You’ll see that it’s not necessarily the activity itself that helps you to turn a corner, but your connection to it, although subtle physical cues can instil a greater sense of self worth…
Dancing is often often associated with being happy, but even if you’re not feeling on top of the world, getting yourself into the rhythm can mean that self-esteem gradually increases as you lose yourself in the moves. Xtend Barre London founder Catie Miller has seen many of her clients walk away taller both physically and figuratively after ballet style classes:
“I love barre because not only does it relieve stress and make you focus on the present, but it also improves posture, which makes a big difference when it comes to self-confidence. The ballet aspect of Xtend Barre, for instance, allows those who are new to dance the opportunity to move in ways that they are not used to, which brings with it a wonderful sense of freedom and release.”
“I always say that this kind of activity goes a lot deeper than a plié - I love seeing our clients feeling safe, accomplished and proud in the studio and beyond. I remember bumping into a client in a coffee shop who had tears in her eyes expressing how much Xtend Barre has changed her life during and after her pregnancy, both physically and mentally.
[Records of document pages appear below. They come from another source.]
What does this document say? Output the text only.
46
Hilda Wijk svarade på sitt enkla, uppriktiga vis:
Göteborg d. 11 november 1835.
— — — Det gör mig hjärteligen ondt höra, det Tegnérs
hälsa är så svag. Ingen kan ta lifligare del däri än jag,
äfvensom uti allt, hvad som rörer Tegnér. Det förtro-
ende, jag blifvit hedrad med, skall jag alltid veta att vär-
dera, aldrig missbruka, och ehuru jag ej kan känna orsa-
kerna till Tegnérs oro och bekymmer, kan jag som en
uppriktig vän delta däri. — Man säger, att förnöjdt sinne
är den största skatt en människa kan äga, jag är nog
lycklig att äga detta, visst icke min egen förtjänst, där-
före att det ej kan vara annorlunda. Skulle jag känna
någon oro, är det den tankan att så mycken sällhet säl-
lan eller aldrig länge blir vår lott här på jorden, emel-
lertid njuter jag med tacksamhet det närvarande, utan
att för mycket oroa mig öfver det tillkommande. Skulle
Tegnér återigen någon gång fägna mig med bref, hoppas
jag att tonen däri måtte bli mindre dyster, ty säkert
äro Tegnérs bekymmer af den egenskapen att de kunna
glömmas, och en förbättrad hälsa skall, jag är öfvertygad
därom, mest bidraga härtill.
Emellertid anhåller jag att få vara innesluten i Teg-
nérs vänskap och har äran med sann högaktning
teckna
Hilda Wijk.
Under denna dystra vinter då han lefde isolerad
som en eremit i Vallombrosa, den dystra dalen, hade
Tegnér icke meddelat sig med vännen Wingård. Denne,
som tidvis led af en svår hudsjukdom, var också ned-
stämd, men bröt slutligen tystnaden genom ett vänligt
It’s not just about the exercise; our classes creates a sense of community, which is emotionally supportive and encouraging.”
Technically not an exercise, but incorporating R&R into any fitness routine is vital for both mental and physical health, as fixating on exercise can damage mental health, rather than nurture it, as Jacqueline underlines:
“While exercise really can be a form of therapy, I do want to point out that exercise can also be an addiction. so it is very important to remind yourself of the word ‘balance’. Going from say, being hooked on having a couple of glasses of wine a night to being addicted to putting the hours in at the gym is actually just swapping one form of addiction for another.”
“Exercise as with everything in life should be about moderation. Too much of anything can be damaging, and you have to work out what is right for you. Just because your best friend trains five times a week doesn’t mean that you need to. Ten minutes a day is a great start, and you can work around that to fit your schedule. Balance to me is about two or three times a week, but I do think that moving your body should always be a priority. Think about the caveman, we are still ultimately made by that model and we still need to move around to keep our bodies happy, supple and healthy. The times to make exercise a prerogative is when it works for you, not against you. In other words, if you have a crazy week at work, focus on that and don’t berate yourself.”